Bibliophiles and Bibliothieves

The Search for the Hildebrandslied and the Willehalm Codex
Cover: Bibliophiles and Bibliothieves
Walter de Gruyter Verlag, Berlin 2003
ISBN 9783110177305
Gebunden, 265 Seiten, 58,00 EUR

Klappentext

In Bibliophiles and Bibliothieves, Opritsa Popa has documented what might justifiably be described as the most celebrated case of looting of two German cultural treasures by a member of the U.S. Army at the end of World War II and their subsequent odyssey across both an ocean and a continent: the pilfering from a cellar in Bad Wildungen of the ninth-century Liber Sapientiae, containing the two leaves of the oldest extant German heroic poem, the Old High German Hildebrandslied, along with the fourteenth-century illuminated Willehalm codex, both of which had been removed from the State Library in Kassel for protection from bombing raids.

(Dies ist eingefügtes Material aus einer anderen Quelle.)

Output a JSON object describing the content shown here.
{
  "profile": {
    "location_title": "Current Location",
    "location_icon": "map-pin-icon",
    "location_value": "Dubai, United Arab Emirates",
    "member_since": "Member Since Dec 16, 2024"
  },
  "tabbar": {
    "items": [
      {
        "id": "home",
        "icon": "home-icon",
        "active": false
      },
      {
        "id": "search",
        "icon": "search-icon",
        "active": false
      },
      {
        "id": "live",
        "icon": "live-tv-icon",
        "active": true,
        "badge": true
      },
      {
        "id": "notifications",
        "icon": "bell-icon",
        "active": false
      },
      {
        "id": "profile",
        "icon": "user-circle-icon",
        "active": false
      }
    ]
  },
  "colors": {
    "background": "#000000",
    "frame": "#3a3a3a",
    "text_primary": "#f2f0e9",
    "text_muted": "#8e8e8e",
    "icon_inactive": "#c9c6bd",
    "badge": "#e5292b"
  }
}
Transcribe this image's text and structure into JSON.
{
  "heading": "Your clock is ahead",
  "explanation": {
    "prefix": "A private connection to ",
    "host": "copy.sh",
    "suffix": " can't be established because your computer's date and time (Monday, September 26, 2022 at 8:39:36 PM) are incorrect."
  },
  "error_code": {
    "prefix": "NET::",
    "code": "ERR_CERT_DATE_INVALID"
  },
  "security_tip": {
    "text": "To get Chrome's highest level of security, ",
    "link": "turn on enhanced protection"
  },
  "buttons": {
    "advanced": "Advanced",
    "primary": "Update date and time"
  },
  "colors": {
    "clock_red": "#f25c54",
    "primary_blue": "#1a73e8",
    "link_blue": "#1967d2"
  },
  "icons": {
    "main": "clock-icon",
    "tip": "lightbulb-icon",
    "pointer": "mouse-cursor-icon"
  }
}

Rezensionsnotiz zu Frankfurter Allgemeine Zeitung, 26.01.2004

Konrad Wiedemann ist angesichts dieses Buches von Opritsa D. Popa über den Diebstahl zweier mittelalterlichen Handschriften 1945 und ihrer langwierigen Wiederbeschaffung voll des Lobes. Weder reißerisch noch nach bewährt trockener Manier wissenschaftlicher Arbeiten, bietet diese Studie auch für nicht der Germanistik verbundene Leser eine interessante und spannende Lektüre, schwärmt der Rezensent. Gleichzeitig würdigt er das Buch als "Lehrstück über Lüge und Wahrheit", indem die Autorin einen genauen Einblick in die "tatsächlichen Vorgänge" des Diebstahls und den Verkauf der Handschriften im Licht der amerikanischen Gesetzgebung ermöglicht, wie Wiedemann begeistert schreibt. Es gefällt dem Rezensenten auch, dass sich die Darstellung Popas nicht auf die Beschreibung der Ereignisse beschränkt, sondern zudem viel über die Plünderungen nach dem Krieg insgesamt und in "sensiblen kleinen Studien" über die Protagonisten des amerikanischen Kunsthandels sowie den Zirkel "manischer Bibliophile" in den USA zu erfahren ist. Dass Popa bei ihrer an "Perfektion grenzenden Quellensuche" auch noch "lebendig und bunt" zu schreiben vermag, reißt den Rezensenten schier zu Begeisterungsstürmen hin.